Orrall was bitten by the indie bug in 2002, when his two sons, Jake and Jamin, formed their own band. With their help, he established Infinity Cat in a modest house in downtown Nashville. “It was a safe place for a bunch of young adults, artists and fans to run wild,” says Orrall. “I was 30 years older than everyone else, watching it all happen, getting swept up in the energy and music.”

Over almost 20 years, the much-loved label pumped out 125 releases by Diarrhea Planet, Daddy Issues, Be Your Own Pet, Jake and Jamin’s JEFF The Brotherhood, Cake Bake Betty and many other underground acts. The new JEFF The Brotherhood seven-inch, “Garbage Man,” is the label’s finale.

“My sons are on their 13th release, and they’ve already done way more touring than I’ve ever done,” says Orrall. “They always get, ‘Your dad’s a famous songwriter, what did you learn from him?’ And they know enough to say, ‘Absolutely nothing.’ I haven’t written a song with them to this day. I’ve never really figured out their process.”

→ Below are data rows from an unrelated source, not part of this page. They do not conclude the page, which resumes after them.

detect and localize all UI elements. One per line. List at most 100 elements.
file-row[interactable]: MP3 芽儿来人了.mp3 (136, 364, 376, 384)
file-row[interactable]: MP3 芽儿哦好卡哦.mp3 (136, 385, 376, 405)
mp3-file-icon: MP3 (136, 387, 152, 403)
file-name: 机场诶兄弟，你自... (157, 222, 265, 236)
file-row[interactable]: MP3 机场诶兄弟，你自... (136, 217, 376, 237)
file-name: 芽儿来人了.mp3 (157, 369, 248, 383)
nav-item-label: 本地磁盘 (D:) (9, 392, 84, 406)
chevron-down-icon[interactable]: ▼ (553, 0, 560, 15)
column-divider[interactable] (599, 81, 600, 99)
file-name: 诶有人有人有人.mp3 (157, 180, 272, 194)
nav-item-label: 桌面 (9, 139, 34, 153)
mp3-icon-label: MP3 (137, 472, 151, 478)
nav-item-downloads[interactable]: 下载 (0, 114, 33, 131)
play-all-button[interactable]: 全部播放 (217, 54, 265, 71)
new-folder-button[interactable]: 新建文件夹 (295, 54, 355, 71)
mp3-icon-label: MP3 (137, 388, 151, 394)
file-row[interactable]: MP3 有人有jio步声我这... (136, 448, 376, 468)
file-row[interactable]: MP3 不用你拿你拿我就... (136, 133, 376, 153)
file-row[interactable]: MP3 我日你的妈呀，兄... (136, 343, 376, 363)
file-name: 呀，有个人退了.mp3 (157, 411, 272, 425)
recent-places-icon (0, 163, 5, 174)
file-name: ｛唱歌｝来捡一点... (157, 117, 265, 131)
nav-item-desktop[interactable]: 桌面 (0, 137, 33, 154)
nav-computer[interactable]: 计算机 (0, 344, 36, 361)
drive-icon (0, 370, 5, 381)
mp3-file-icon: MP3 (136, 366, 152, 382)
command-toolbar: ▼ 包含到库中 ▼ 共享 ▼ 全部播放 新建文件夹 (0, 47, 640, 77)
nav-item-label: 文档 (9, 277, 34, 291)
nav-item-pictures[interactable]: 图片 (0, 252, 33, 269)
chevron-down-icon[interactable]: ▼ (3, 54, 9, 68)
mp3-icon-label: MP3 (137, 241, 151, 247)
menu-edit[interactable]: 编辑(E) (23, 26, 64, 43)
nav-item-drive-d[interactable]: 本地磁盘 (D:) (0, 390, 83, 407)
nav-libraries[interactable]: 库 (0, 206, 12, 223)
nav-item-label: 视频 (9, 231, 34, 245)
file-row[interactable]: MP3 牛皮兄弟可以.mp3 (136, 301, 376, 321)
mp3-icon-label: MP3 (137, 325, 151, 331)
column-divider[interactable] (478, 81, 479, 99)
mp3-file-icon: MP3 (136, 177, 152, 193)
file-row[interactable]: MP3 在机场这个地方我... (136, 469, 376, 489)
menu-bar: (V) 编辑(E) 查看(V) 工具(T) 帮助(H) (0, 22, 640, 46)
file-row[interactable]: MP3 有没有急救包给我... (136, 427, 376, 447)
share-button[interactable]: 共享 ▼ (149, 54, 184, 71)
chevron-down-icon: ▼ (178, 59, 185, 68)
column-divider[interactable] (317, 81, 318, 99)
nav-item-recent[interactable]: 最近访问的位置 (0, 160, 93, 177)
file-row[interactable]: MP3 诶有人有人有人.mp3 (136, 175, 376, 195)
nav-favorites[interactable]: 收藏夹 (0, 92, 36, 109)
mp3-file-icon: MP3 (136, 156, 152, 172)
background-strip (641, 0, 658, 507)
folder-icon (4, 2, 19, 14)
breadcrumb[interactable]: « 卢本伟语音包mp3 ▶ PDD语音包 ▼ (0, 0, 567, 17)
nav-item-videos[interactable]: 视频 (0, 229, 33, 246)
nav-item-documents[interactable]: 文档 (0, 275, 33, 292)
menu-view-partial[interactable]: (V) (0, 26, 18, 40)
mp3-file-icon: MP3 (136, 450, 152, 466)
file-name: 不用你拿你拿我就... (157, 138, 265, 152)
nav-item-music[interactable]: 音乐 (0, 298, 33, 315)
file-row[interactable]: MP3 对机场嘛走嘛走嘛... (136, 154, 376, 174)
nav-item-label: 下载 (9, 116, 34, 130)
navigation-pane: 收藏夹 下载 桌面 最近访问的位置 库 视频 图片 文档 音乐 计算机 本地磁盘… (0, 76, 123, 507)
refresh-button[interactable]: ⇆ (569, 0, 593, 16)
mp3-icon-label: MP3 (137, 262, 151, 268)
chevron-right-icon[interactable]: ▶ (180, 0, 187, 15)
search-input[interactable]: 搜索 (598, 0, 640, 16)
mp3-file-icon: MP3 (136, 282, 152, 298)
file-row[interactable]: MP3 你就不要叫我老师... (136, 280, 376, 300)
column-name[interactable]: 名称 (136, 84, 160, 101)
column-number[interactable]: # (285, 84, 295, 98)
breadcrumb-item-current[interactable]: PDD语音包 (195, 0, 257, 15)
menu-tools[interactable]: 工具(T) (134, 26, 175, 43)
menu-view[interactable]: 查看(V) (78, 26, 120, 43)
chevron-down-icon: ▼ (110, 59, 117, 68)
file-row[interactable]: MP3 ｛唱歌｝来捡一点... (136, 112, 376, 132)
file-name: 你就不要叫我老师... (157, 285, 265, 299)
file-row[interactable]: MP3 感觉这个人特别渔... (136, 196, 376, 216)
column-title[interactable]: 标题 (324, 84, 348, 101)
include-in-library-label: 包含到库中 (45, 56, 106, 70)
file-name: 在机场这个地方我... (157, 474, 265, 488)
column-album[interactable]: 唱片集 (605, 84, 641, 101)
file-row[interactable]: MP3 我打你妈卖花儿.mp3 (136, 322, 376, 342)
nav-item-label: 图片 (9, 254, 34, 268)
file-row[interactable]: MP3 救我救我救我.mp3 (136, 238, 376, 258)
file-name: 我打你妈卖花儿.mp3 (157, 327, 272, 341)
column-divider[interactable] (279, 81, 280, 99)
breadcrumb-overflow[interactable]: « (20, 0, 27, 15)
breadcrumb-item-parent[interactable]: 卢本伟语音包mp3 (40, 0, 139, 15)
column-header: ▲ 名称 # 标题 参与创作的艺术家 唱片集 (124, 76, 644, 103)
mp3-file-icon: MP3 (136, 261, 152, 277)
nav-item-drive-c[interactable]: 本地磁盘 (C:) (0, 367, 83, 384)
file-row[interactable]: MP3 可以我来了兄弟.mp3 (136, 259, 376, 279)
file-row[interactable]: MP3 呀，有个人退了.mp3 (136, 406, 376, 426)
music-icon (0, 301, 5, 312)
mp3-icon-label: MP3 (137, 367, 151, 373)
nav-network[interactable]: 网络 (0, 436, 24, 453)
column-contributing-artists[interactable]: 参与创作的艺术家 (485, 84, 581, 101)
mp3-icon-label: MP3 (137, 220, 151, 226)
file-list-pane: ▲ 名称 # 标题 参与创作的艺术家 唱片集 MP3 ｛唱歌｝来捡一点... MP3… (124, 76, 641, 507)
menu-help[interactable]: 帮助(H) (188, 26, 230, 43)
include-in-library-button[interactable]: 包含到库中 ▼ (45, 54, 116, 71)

As Orrall continued his role in the Nashville music machine, Infinity Cat kept him grounded in the small-scale reality of the industry for most acts. “It was a place where it was all about young indie bands,” he says. “No one had anything. Sometimes they couldn’t even play—and they learned to play.”

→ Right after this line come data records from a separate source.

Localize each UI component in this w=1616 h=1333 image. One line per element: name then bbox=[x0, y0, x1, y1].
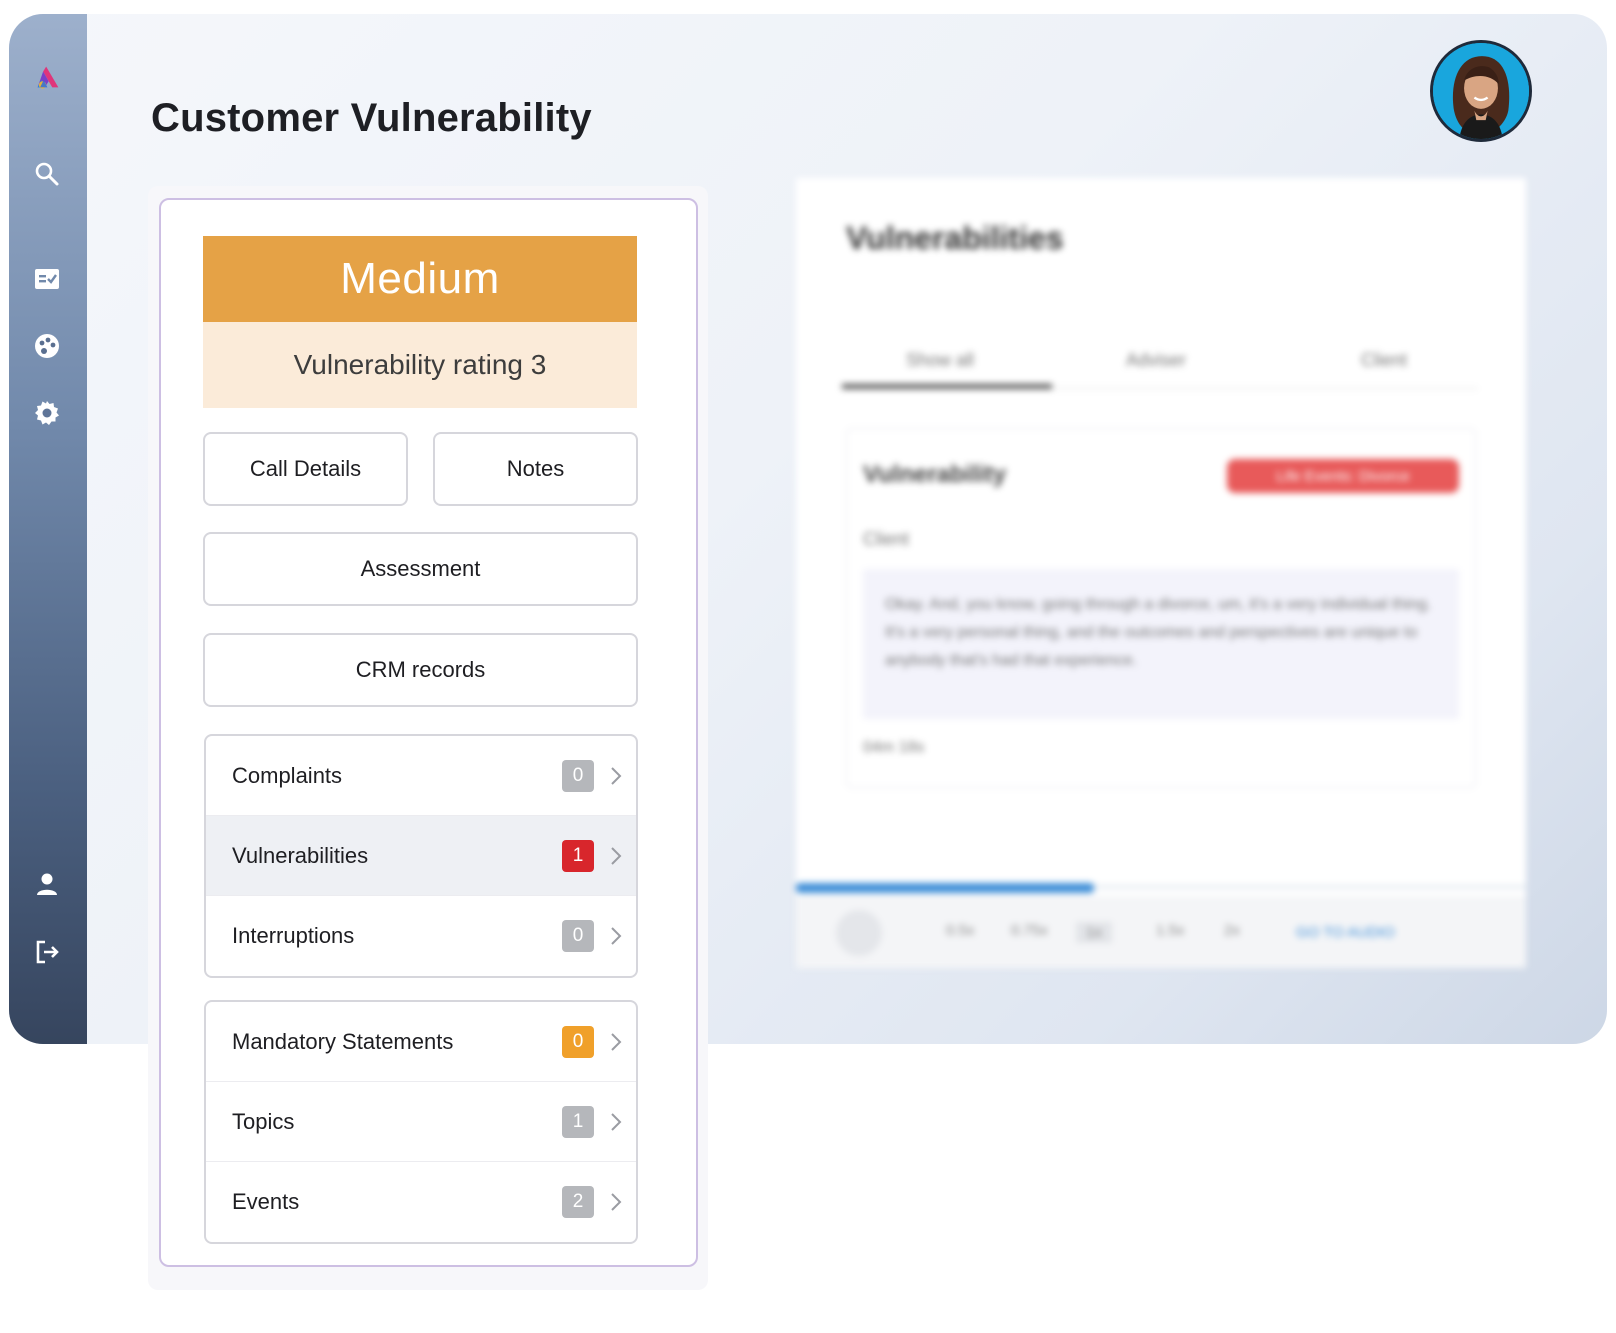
list-item-interruptions[interactable]: Interruptions 0 bbox=[206, 896, 636, 976]
panel-title: Vulnerabilities bbox=[846, 220, 1064, 256]
list-item-vulnerabilities[interactable]: Vulnerabilities 1 bbox=[206, 816, 636, 896]
count-badge: 0 bbox=[562, 760, 594, 792]
count-badge: 2 bbox=[562, 1186, 594, 1218]
transcript-quote: Okay. And, you know, going through a div… bbox=[863, 569, 1459, 719]
gear-icon[interactable] bbox=[29, 395, 65, 431]
tab-show-all[interactable]: Show all bbox=[906, 350, 974, 371]
checklist-icon[interactable] bbox=[29, 261, 65, 297]
primary-list: Complaints 0 Vulnerabilities 1 Interrupt… bbox=[204, 734, 638, 978]
notes-button[interactable]: Notes bbox=[433, 432, 638, 506]
blurred-transcript-panel: Vulnerabilities Show all Adviser Client … bbox=[796, 178, 1526, 968]
chevron-right-icon bbox=[608, 924, 624, 948]
speed-option[interactable]: 2x bbox=[1224, 922, 1240, 939]
speed-option[interactable]: 0.5x bbox=[946, 922, 974, 939]
chevron-right-icon bbox=[608, 1110, 624, 1134]
list-item-events[interactable]: Events 2 bbox=[206, 1162, 636, 1242]
logout-icon[interactable] bbox=[29, 934, 65, 970]
speaker-label: Client bbox=[863, 529, 910, 549]
rating-level: Medium bbox=[203, 236, 637, 322]
play-button[interactable] bbox=[836, 910, 882, 956]
audio-controls: 0.5x 0.75x 1x 1.5x 2x GO TO AUDIO bbox=[796, 896, 1526, 968]
avatar[interactable] bbox=[1430, 40, 1532, 142]
tab-client[interactable]: Client bbox=[1361, 350, 1407, 371]
palette-icon[interactable] bbox=[29, 328, 65, 364]
count-badge: 1 bbox=[562, 1106, 594, 1138]
list-item-topics[interactable]: Topics 1 bbox=[206, 1082, 636, 1162]
user-icon[interactable] bbox=[29, 866, 65, 902]
tab-adviser[interactable]: Adviser bbox=[1126, 350, 1186, 371]
count-badge: 0 bbox=[562, 920, 594, 952]
card-title: Vulnerability bbox=[863, 461, 1007, 488]
speed-option[interactable]: 0.75x bbox=[1011, 922, 1048, 939]
chevron-right-icon bbox=[608, 1030, 624, 1054]
speed-option[interactable]: 1x bbox=[1076, 922, 1112, 943]
list-item-complaints[interactable]: Complaints 0 bbox=[206, 736, 636, 816]
crm-records-button[interactable]: CRM records bbox=[203, 633, 638, 707]
vulnerability-summary-card: Medium Vulnerability rating 3 Call Detai… bbox=[159, 198, 698, 1267]
count-badge: 1 bbox=[562, 840, 594, 872]
audio-progress-fill bbox=[796, 883, 1094, 893]
timestamp: 04m 18s bbox=[863, 739, 925, 756]
call-details-button[interactable]: Call Details bbox=[203, 432, 408, 506]
rating-label: Vulnerability rating 3 bbox=[203, 322, 637, 408]
vulnerability-badge: Life Events: Divorce bbox=[1227, 459, 1459, 493]
count-badge: 0 bbox=[562, 1026, 594, 1058]
logo-icon[interactable] bbox=[25, 54, 71, 100]
active-tab-indicator bbox=[842, 384, 1052, 389]
chevron-right-icon bbox=[608, 764, 624, 788]
go-to-audio-link[interactable]: GO TO AUDIO bbox=[1296, 924, 1395, 941]
assessment-button[interactable]: Assessment bbox=[203, 532, 638, 606]
sidebar bbox=[9, 14, 87, 1044]
page-title: Customer Vulnerability bbox=[151, 96, 592, 140]
vulnerability-card: Vulnerability Life Events: Divorce Clien… bbox=[846, 428, 1476, 788]
chevron-right-icon bbox=[608, 844, 624, 868]
speed-option[interactable]: 1.5x bbox=[1156, 922, 1184, 939]
chevron-right-icon bbox=[608, 1190, 624, 1214]
secondary-list: Mandatory Statements 0 Topics 1 Events 2 bbox=[204, 1000, 638, 1244]
list-item-mandatory-statements[interactable]: Mandatory Statements 0 bbox=[206, 1002, 636, 1082]
search-icon[interactable] bbox=[29, 156, 65, 192]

With Infinity Cat taking on a life of its own, Orrall continued his inroads into the youth movement on a totally different scale. He wrote “Ultimate” for Lindsay Lohan, the end-title track for the 2003 film Freaky Friday. Most notably, he was an early champion of Taylor Swift, arranging the showcase at the Bluebird Cafe that led to her signing. He went on to co-produce her self-titled 2005 debut.

“The first time I wrote with Taylor, she said she wanted to write an Avril Lavigne country song, which shows you how pop she was right from the get-go,” says Orrall. “And that’s how ‘I’m Only Me When I’m With You’ came about. She was 13, but she was really direct. I remember (fellow songwriter) Angelo (Petraglia) threw out a line, and it was pretty trite. And she said, ‘I’d never say that.’ Shot down by a 13-year-old.”

In 2012, in honor of the label’s 10th anniversary, Nashville designated July 20 “Infinity Records Day.” That same year, Billboard named the imprint number 10 on its list of the top-50 independent labels. More recently, this past August saw the release of 467 Surf And Gun Club, a tribute to the Infinity Cat house that reunites Orrall with former bandmates and collaborators, including Bill Lloyd and drummer/producer Tom Hambridge.

“Every single song was written about the house on 467 Humphreys St., where you could grab a BB gun off the wall and fire away at the tin cans out back,” says Orrall. “There was meat on the grill, beers on ice and surfing videos on the TV. We were lucky to have it while it lasted.”